Des paroissiens invités à laisser leur trace
Un parvis d’église qui a bien besoin d’un peu d’amour.

Comme la paroisse Saint-Henri de Mascouche l’avait fait précédemment, la paroisse de Notre-Dame du Très-Saint-Rosaire/Holy Rosary met en vente des pierres sur lesquels les paroissiens peuvent faire graver leur nom, moyennant un don en argent.

Ce modèle de financement avait remporté un beau succès à Saint-Henri et le curé Éric Généreux, qui administre les deux paroisses, a décidé d’aller de l’avant à Saint-Rosaire.
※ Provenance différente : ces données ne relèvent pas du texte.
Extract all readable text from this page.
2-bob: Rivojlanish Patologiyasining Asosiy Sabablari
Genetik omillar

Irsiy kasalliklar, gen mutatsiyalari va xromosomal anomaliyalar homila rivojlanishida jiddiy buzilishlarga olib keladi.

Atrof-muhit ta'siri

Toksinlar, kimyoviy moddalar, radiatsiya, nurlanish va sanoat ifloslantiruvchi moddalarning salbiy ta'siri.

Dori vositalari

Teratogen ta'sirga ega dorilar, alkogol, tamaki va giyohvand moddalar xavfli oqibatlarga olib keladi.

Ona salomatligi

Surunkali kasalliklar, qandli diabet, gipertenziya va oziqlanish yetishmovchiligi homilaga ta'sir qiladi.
Il en a fait l’annonce sur le parvis où reposent les cloches, là où les pierres à graver sont disposées. «Au total, il y a 150 pierres à graver. La vente de toutes les pierres pourrait rapporter une somme de 20 000 $», d’indiquer Éric Généreux.

Ce n’est certainement pas trop pour entreprendre les travaux nécessaires à la réfection de certaines parties de cette église érigée en 1950. «Le toit et le parvis de l’église doivent être réparés», révèle le curé.

Au cours de la conférence de presse annonçant cette campagne de financement, Éric Généreux a relaté l’histoire de l’église et de la paroisse. Il a notamment parlé des cloches, autrefois installées dans un clocher, comme il se doit, mais qui sont maintenant sur le parterre devant l’église où un parvis a été aménagé. «À l’automne 2017, à cause d’une infiltration d’eau, les cloches ont été déplacées et restaurées par Rinox, pour être ensuite installées devant l’église», a relaté le prêtre. «Nous songeons à y installer un système électronique», ajoute, pour sa part, Martine Cloutier, vice-présidente de l’assemblée de la fabrique, qui a mentionné la grande générosité de la graveuse, Gael Gonin.

Il en coûte donc un minimum de 200 $ pour faire graver son nom sur une petite pierre, un minimum de 250 $ sur une pierre moyenne (un ou deux noms) et un minimum de 300 $ pour une grosse pierre (un ou deux noms).

Des formulaires sont disponibles au presbytère de la paroisse, situé au 388, chemin des Anglais à Mascouche.